Get the fuck off me, I muttered, spitting pastry and chickpeas down her back.

Her friend, a short, round guy wearing glasses and a very tight t-shirt, stood behind her. His jovial New Year smile turned to a look of fear.

She stood aside, and I looked at him.

Don’t think about it, I said.

They both awkwardly shuffled off to their next victims.

My friend came and sat next to me.

This is fucking shit, he said. Shall we get some weed?

Nah, I said. Fuck this.
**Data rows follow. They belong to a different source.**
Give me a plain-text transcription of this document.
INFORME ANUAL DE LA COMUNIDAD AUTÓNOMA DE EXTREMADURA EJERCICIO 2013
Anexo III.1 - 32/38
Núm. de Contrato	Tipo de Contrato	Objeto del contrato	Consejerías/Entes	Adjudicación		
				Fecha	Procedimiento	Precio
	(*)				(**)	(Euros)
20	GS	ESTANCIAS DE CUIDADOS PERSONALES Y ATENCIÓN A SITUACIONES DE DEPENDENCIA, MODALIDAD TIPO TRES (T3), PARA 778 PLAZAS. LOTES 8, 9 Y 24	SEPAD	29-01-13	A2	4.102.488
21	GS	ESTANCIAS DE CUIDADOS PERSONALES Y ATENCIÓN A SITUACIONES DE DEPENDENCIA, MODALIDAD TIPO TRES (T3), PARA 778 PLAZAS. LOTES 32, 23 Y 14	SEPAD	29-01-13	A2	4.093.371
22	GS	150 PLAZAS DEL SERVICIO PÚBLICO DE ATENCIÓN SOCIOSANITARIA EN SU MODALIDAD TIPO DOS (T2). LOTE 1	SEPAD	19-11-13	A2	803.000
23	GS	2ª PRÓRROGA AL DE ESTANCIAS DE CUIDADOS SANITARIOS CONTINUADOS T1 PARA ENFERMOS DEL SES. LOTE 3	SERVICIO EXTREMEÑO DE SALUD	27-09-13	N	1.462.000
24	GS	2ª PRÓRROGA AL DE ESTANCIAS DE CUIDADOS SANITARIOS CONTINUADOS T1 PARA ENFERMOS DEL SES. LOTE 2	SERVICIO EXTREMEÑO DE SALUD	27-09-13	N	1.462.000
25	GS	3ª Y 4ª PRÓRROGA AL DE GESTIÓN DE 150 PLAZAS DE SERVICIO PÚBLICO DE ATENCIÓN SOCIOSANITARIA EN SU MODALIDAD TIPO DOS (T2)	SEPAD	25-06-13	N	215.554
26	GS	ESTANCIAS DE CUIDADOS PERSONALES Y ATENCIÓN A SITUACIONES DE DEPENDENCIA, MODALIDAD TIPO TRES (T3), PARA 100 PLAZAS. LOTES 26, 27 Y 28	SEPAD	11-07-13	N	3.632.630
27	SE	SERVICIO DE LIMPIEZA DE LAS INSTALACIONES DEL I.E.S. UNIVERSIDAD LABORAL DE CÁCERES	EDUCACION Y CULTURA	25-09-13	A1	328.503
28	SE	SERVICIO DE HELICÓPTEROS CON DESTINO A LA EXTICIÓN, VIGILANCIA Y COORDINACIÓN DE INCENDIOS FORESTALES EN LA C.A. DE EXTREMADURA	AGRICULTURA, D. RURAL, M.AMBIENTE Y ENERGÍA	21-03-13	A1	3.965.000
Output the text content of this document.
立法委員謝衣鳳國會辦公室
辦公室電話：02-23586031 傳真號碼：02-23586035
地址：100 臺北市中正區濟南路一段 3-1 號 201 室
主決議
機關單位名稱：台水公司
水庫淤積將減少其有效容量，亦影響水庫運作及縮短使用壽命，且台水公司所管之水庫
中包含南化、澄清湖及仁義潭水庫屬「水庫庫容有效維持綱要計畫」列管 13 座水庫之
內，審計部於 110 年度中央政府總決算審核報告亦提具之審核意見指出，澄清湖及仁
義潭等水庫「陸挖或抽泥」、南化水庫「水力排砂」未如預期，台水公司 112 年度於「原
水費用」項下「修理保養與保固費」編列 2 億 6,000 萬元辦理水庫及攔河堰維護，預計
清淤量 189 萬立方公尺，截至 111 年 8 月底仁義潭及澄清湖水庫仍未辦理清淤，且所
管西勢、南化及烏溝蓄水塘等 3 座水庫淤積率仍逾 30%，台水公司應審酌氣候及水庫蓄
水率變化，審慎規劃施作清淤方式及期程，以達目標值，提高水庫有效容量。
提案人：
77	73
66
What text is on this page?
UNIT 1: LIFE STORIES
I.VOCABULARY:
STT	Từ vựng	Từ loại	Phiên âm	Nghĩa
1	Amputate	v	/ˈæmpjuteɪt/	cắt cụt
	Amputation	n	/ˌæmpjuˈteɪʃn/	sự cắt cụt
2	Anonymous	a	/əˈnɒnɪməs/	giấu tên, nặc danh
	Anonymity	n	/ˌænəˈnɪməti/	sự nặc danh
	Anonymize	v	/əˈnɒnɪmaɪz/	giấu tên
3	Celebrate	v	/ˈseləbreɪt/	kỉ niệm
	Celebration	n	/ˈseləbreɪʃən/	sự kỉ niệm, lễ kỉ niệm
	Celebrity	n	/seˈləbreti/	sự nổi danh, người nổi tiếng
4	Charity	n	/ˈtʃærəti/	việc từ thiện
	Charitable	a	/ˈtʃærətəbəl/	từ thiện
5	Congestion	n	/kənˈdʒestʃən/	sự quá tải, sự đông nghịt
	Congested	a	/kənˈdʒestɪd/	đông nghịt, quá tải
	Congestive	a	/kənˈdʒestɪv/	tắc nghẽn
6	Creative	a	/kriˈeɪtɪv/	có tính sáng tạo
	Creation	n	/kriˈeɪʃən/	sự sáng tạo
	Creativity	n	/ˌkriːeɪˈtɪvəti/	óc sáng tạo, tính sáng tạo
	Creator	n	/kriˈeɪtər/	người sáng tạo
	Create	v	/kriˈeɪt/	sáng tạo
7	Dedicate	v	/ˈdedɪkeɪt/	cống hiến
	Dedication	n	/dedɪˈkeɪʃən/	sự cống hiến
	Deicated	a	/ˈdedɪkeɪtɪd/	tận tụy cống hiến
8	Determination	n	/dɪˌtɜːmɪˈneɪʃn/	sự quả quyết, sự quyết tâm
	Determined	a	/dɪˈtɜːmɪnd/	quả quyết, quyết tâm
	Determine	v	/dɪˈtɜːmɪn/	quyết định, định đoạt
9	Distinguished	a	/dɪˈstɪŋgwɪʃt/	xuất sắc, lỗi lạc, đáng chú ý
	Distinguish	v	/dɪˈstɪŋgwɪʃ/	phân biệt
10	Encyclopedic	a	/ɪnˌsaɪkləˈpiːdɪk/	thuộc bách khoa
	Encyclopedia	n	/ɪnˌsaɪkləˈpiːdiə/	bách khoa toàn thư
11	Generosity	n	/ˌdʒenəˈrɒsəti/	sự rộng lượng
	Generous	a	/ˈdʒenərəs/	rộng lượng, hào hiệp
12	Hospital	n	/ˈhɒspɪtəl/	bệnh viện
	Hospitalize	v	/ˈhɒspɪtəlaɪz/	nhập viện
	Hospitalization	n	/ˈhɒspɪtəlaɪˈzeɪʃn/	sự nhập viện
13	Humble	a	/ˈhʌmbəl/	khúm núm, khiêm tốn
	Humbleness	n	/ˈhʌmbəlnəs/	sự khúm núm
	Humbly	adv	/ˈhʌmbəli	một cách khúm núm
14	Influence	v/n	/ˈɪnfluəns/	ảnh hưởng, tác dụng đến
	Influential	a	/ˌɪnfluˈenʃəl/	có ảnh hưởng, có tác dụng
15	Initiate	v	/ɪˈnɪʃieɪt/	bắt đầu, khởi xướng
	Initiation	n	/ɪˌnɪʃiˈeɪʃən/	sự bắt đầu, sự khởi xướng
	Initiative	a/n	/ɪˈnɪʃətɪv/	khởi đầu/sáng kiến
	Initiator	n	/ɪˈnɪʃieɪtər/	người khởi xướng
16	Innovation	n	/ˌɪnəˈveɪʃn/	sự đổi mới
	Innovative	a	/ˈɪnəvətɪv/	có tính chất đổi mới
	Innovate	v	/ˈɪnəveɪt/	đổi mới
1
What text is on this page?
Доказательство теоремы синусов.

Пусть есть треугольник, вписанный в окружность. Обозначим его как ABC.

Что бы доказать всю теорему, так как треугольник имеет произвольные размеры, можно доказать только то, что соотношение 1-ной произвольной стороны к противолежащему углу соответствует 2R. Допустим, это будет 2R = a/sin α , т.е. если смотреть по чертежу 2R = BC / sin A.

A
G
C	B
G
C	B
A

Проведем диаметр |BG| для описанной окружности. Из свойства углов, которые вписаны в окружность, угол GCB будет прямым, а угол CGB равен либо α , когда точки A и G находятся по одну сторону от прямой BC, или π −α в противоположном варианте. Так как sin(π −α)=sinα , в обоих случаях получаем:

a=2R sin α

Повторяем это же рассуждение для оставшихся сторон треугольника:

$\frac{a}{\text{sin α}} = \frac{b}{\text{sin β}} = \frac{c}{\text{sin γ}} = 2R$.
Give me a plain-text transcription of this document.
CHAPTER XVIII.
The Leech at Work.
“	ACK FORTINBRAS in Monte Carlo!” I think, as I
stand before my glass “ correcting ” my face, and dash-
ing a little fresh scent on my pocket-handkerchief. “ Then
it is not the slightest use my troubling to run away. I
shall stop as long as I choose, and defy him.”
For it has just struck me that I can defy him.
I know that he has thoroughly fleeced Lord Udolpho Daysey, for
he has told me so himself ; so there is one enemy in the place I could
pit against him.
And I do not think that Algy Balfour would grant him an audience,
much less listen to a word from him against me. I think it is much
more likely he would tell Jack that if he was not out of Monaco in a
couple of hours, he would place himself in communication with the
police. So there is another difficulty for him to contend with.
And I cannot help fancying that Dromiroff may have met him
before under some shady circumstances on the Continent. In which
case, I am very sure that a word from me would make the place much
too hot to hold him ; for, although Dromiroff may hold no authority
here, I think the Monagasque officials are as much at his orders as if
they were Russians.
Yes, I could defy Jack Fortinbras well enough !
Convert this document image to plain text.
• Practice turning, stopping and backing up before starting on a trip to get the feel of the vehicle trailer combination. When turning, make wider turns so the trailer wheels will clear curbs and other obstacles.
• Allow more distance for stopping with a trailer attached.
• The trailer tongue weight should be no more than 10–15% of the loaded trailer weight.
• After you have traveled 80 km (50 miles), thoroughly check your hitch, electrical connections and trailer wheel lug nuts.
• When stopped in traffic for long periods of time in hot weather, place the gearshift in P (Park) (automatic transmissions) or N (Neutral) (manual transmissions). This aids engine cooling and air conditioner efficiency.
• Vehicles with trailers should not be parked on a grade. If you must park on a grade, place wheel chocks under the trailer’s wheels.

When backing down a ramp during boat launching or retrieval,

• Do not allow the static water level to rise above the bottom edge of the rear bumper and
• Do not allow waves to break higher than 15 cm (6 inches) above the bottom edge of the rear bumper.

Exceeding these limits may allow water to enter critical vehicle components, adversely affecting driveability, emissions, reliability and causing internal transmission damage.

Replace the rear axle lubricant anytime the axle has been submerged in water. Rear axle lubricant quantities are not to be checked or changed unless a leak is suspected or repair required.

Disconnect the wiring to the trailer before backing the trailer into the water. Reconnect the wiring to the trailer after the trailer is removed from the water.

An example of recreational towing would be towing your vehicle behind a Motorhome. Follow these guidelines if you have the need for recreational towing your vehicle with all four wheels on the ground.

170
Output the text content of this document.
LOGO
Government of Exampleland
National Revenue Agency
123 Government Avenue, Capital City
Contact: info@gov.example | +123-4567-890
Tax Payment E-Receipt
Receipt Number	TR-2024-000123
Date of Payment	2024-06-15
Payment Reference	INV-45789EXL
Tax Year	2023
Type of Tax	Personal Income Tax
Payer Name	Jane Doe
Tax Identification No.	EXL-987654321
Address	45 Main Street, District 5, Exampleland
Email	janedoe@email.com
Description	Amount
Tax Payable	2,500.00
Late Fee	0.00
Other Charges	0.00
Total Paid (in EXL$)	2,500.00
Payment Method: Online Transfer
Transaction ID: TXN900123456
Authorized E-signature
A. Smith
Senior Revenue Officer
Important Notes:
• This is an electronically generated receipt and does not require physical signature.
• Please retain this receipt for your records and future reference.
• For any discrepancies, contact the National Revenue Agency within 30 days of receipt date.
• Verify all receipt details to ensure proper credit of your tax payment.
I’m gone.

I called my wife.

She is a photographer and was working at a New Year’s Eve event.

But the phone signal was jammed with all the fuckers calling the people that they suddenly realised they couldn’t live without.

I put my phone away and got in an Uber.

On the way back, I watched the beasts in their party gear pass by — their eyes filled with total ignorance of impending death —their empty celebrations dissipating into the wretched night.

Sadness replaced my anxiety.

I got home and patted the three cats, who seemed undisturbed by the fireworks and idiots singing.

I put on Meet the Fockers and made a cup of tea. I was in bed by 12.55.

As I said, I can’t stand New Year’s parties.